Like all meals at La Salva, breakfast is taken in a communal dining area and it’s an eclectic mix of scientists, students, people like us with binos round their necks and blokes (it’s invariably blokes) weighed down with cameras and extremely long lenses. But it has a great, bustling atmosphere and although meals are not exactly relaxed affairs it’s still nice to be able to talk to other travellers such as a French Canadian couple who told us about any number of bird events in Canada we just shouldn’t miss, such as the migration of Snow Geese. As is often the case with Canadians we received an invite to stay with them if we make it to Canada.
But back in Costa Rica we were having trouble keeping up with the number of species we were seeing in La Selva. It reportedly boasts a bird list of more than 450 species so there was a lot to choose from. But it isn’t only birds that use these forests. Johan told us that a few weeks previously he had been phoned by a friend who said “Get yourself down here to La Selva if you can, Johan. There’s a Jaguar which I’m looking at right now.” Johan hoisted his camera and lens into the car, drove for three hours and sprinted to where his friend was but there was no big cat to be seen. “It left 10 minutes ago.” was the news which greeted him. Johan waited around for another 3 hours just in case but had to call it a day in the end.
Johan pointed to a very interesting feature of the Owl-eye Butterfly which you can see in the photo above. The eye on the lower wing is very prominent and aimed at deterring predators. But the top right of the upper wing also looks like a snake’s head so this butterfly is fighting predators on two fronts. It’s certainly beautiful to see flitting through the forest.
Our final pre-breakfast walk had a bit of an end of term feel about it and we just wandered around the grounds spotting a Great Crested Currasow among other things. But one bird we had failed to find was the Snowy Cotinga, a very white bird. Johan knew where we should find it, in some tall trees which could be seen from the suspension bridge crossing the river. But, on this occasion, Johan and Jane must have had their minds set on breakfast because they simply walked over the bridge and off to the dining room. I was lagging behind a little and couldn’t help but have just one last scan. And, sure enough, the Cotinga chose that moment to fly off to the other side of the river – an unmistakably white bird which could only be one thing. So, of course, I was feeling slightly smug at breakfast whilst Johan was cursing himself for not scanning the trees.
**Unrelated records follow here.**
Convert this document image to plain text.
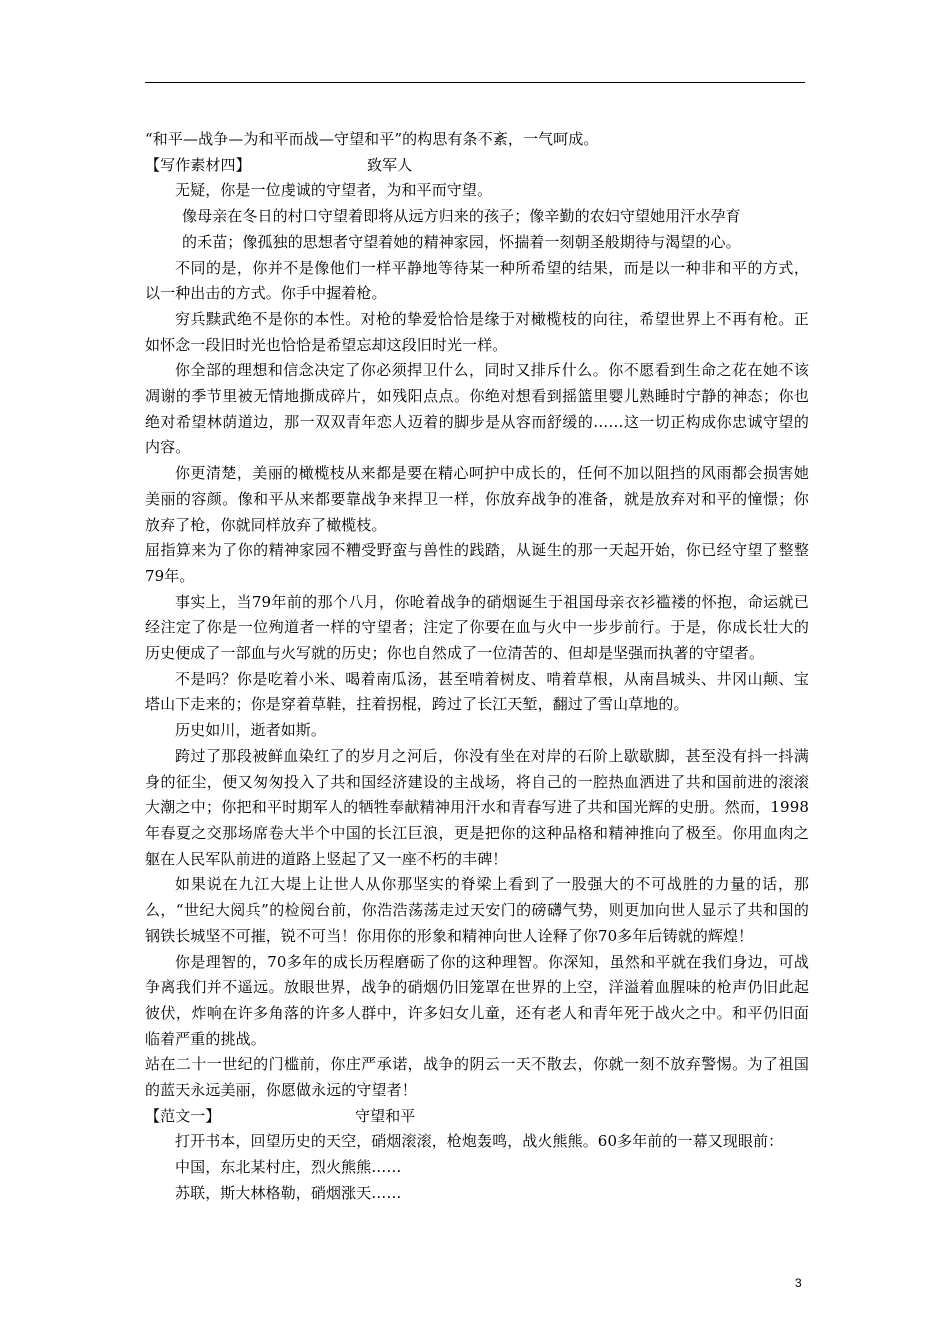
“和平—战争—为和平而战—守望和平”的构思有条不紊，一气呵成。

【写作素材四】	致军人

无疑，你是一位虔诚的守望者，为和平而守望。

像母亲在冬日的村口守望着即将从远方归来的孩子；像辛勤的农妇守望她用汗水孕育

的禾苗；像孤独的思想者守望着她的精神家园，怀揣着一刻朝圣般期待与渴望的心。

不同的是，你并不是像他们一样平静地等待某一种所希望的结果，而是以一种非和平的方式，以一种出击的方式。你手中握着枪。

穷兵黩武绝不是你的本性。对枪的挚爱恰恰是缘于对橄榄枝的向往，希望世界上不再有枪。正如怀念一段旧时光也恰恰是希望忘却这段旧时光一样。

你全部的理想和信念决定了你必须捍卫什么，同时又排斥什么。你不愿看到生命之花在她不该凋谢的季节里被无情地撕成碎片，如残阳点点。你绝对想看到摇篮里婴儿熟睡时宁静的神态；你也绝对希望林荫道边，那一双双青年恋人迈着的脚步是从容而舒缓的……这一切正构成你忠诚守望的内容。

你更清楚，美丽的橄榄枝从来都是要在精心呵护中成长的，任何不加以阻挡的风雨都会损害她美丽的容颜。像和平从来都要靠战争来捍卫一样，你放弃战争的准备，就是放弃对和平的憧憬；你放弃了枪，你就同样放弃了橄榄枝。

屈指算来为了你的精神家园不糟受野蛮与兽性的践踏，从诞生的那一天起开始，你已经守望了整整79年。

事实上，当79年前的那个八月，你呛着战争的硝烟诞生于祖国母亲衣衫褴褛的怀抱，命运就已经注定了你是一位殉道者一样的守望者；注定了你要在血与火中一步步前行。于是，你成长壮大的历史便成了一部血与火写就的历史；你也自然成了一位清苦的、但却是坚强而执著的守望者。

不是吗？你是吃着小米、喝着南瓜汤，甚至啃着树皮、啃着草根，从南昌城头、井冈山颠、宝塔山下走来的；你是穿着草鞋，拄着拐棍，跨过了长江天堑，翻过了雪山草地的。

历史如川，逝者如斯。

跨过了那段被鲜血染红了的岁月之河后，你没有坐在对岸的石阶上歇歇脚，甚至没有抖一抖满身的征尘，便又匆匆投入了共和国经济建设的主战场，将自己的一腔热血洒进了共和国前进的滚滚大潮之中；你把和平时期军人的牺牲奉献精神用汗水和青春写进了共和国光辉的史册。然而，1998年春夏之交那场席卷大半个中国的长江巨浪，更是把你的这种品格和精神推向了极至。你用血肉之躯在人民军队前进的道路上竖起了又一座不朽的丰碑！

如果说在九江大堤上让世人从你那坚实的脊梁上看到了一股强大的不可战胜的力量的话，那么，“世纪大阅兵”的检阅台前，你浩浩荡荡走过天安门的磅礴气势，则更加向世人显示了共和国的钢铁长城坚不可摧，锐不可当！你用你的形象和精神向世人诠释了你70多年后铸就的辉煌！

你是理智的，70多年的成长历程磨砺了你的这种理智。你深知，虽然和平就在我们身边，可战争离我们并不遥远。放眼世界，战争的硝烟仍旧笼罩在世界的上空，洋溢着血腥味的枪声仍旧此起彼伏，炸响在许多角落的许多人群中，许多妇女儿童，还有老人和青年死于战火之中。和平仍旧面临着严重的挑战。

站在二十一世纪的门槛前，你庄严承诺，战争的阴云一天不散去，你就一刻不放弃警惕。为了祖国的蓝天永远美丽，你愿做永远的守望者！

【范文一】	守望和平

打开书本，回望历史的天空，硝烟滚滚，枪炮轰鸣，战火熊熊。60多年前的一幕又现眼前：

中国，东北某村庄，烈火熊熊……

苏联，斯大林格勒，硝烟涨天……

3
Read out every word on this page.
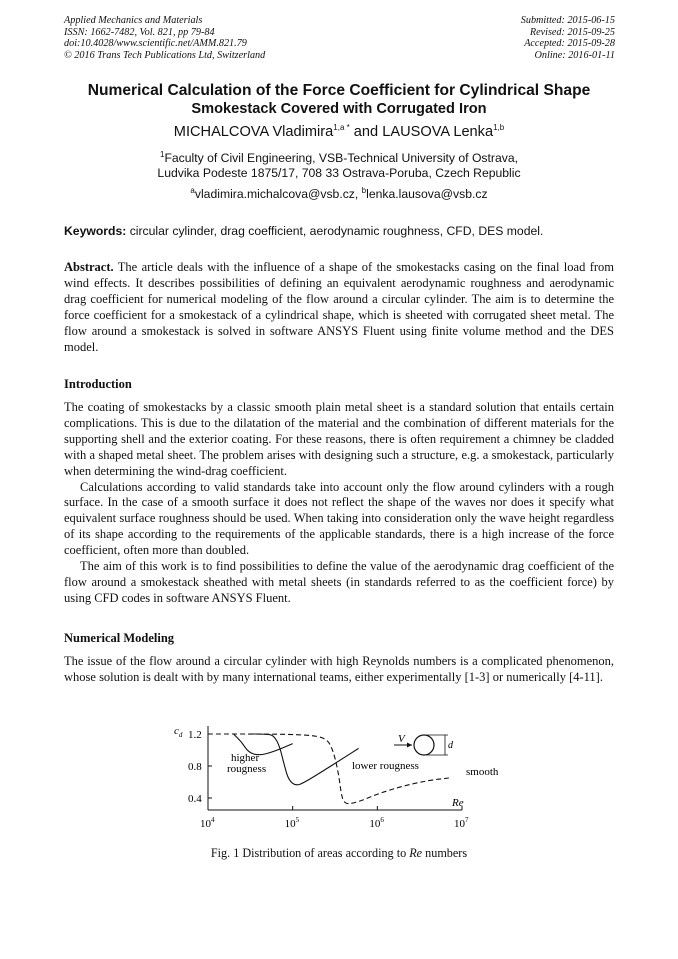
Applied Mechanics and Materials
ISSN: 1662-7482, Vol. 821, pp 79-84
doi:10.4028/www.scientific.net/AMM.821.79
© 2016 Trans Tech Publications Ltd, Switzerland
Submitted: 2015-06-15
Revised: 2015-09-25
Accepted: 2015-09-28
Online: 2016-01-11
Numerical Calculation of the Force Coefficient for Cylindrical Shape
Smokestack Covered with Corrugated Iron
MICHALCOVA Vladimira$^{1,a *}$ and LAUSOVA Lenka$^{1,b}$
$^1$Faculty of Civil Engineering, VSB-Technical University of Ostrava,
Ludvika Podeste 1875/17, 708 33 Ostrava-Poruba, Czech Republic
$^a$vladimira.michalcova@vsb.cz, $^b$lenka.lausova@vsb.cz
Keywords: circular cylinder, drag coefficient, aerodynamic roughness, CFD, DES model.

Abstract. The article deals with the influence of a shape of the smokestacks casing on the final load from wind effects. It describes possibilities of defining an equivalent aerodynamic roughness and aerodynamic drag coefficient for numerical modeling of the flow around a circular cylinder. The aim is to determine the force coefficient for a smokestack of a cylindrical shape, which is sheeted with corrugated sheet metal. The flow around a smokestack is solved in software ANSYS Fluent using finite volume method and the DES model.

Introduction

The coating of smokestacks by a classic smooth plain metal sheet is a standard solution that entails certain complications. This is due to the dilatation of the material and the combination of different materials for the supporting shell and the exterior coating. For these reasons, there is often requirement a chimney be cladded with a shaped metal sheet. The problem arises with designing such a structure, e.g. a smokestack, particularly when determining the wind-drag coefficient.

Calculations according to valid standards take into account only the flow around cylinders with a rough surface. In the case of a smooth surface it does not reflect the shape of the waves nor does it specify what equivalent surface roughness should be used. When taking into consideration only the wave height regardless of its shape according to the requirements of the applicable standards, there is a high increase of the force coefficient, often more than doubled.

The aim of this work is to find possibilities to define the value of the aerodynamic drag coefficient of the flow around a smokestack sheathed with metal sheets (in standards referred to as the coefficient force) by using CFD codes in software ANSYS Fluent.

Numerical Modeling

The issue of the flow around a circular cylinder with high Reynolds numbers is a complicated phenomenon, whose solution is dealt with by many international teams, either experimentally [1-3] or numerically [4-11].

$10^4$	$10^5$	$10^6$	$10^7$
1.2
0.8
0.4
$c_d$
Re
higher
rougness	lower rougness	smooth
V
d
Fig. 1 Distribution of areas according to Re numbers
But, you know, it doesn’t matter. We saw 228 species of birds in 6 days – almost 25% of the birds which occur in Costa Rica and that is pretty good going by anyones books. We also saw a lot of other wildlife and plantlife and some amazingly beautiful places. But most of all we had the immense pleasure of being in Johan’s company for all that time. It’s a bit of a risk when you hire a guide you don’t know because they are not all as brilliant or as wonderfully warm, funny, humane and enjoyable companions as Johan. We certainly got the right man for us and feel we have made a real friend.